‘Social media a great tool for crime prevention’

‘Social media a great tool for crime prevention’

The city police have turned social media into an effective tool for crime prevention.

Most posts by citizens on the Bengaluru City Police (BCP) Facebook page pertain to flagging neighbourhood safety issues that gives the police actionable information, and helps grassroots policing, said a study of the BCP social media outreach.

The study, ‘Social Networks for Police and Residents in India: Exploring Online Communication for Crime Prevention’, conducted by the Cybersecurity Education and Research Centre (CERC), Indraprastha Institute of Information Technology (IIIT) Delhi, took the social media outreach of the city police as a case study.

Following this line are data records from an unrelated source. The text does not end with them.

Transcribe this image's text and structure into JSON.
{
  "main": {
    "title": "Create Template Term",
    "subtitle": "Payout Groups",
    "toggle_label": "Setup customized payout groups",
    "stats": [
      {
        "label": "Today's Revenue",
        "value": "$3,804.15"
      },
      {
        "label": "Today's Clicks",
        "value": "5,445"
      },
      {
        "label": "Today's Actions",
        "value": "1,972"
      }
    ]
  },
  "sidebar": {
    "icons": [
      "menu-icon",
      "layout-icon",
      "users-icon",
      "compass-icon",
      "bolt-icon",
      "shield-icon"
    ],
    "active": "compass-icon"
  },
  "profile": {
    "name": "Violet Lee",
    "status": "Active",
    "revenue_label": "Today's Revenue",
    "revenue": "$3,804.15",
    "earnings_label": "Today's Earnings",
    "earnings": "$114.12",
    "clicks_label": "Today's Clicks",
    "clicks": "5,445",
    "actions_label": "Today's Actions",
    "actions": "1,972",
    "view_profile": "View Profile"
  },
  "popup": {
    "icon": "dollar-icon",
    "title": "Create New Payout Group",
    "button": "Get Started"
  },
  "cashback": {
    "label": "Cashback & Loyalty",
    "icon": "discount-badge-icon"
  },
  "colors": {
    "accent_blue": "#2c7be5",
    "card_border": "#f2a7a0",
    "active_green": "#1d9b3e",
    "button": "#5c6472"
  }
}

The study analysed all posts during a one-month period from July 21 to August 21, 2014. Of the 255 posts from citizens during the period, 36 were regarding neighbourhood safety issues, such as alerting cops about eve-teasers, street violence and unidentified vehicles. An analysis of these posts revealed that most of them are detailed enough.

The study found that if there was lack of information, police requested for more information and was provided in 29 follow-up posts. An analysis of the response of the BCP to the posts by residents reveals that cops have replied to 172 posts with an action-taken report on Facebook. The average response time was found to be over 30 hours.

The analysis further showed that whenever the residents have come back to complain of dissatisfaction with the solution provided, police have not further responded to such posts.

Police Commissioner M.N. Reddi agreed with the study and said posts about neighbourhood issues had given them inputs that they found a great tool for crime prevention and helped grassroots policing.

The study also found that Facebook had also turned into a reliable public platform to report misbehaviour by cops, to air their complaints, fears and worries.

“It provides opportunities for the police to obtain information about what frustrates the public and hold its officers accountable,” the study said.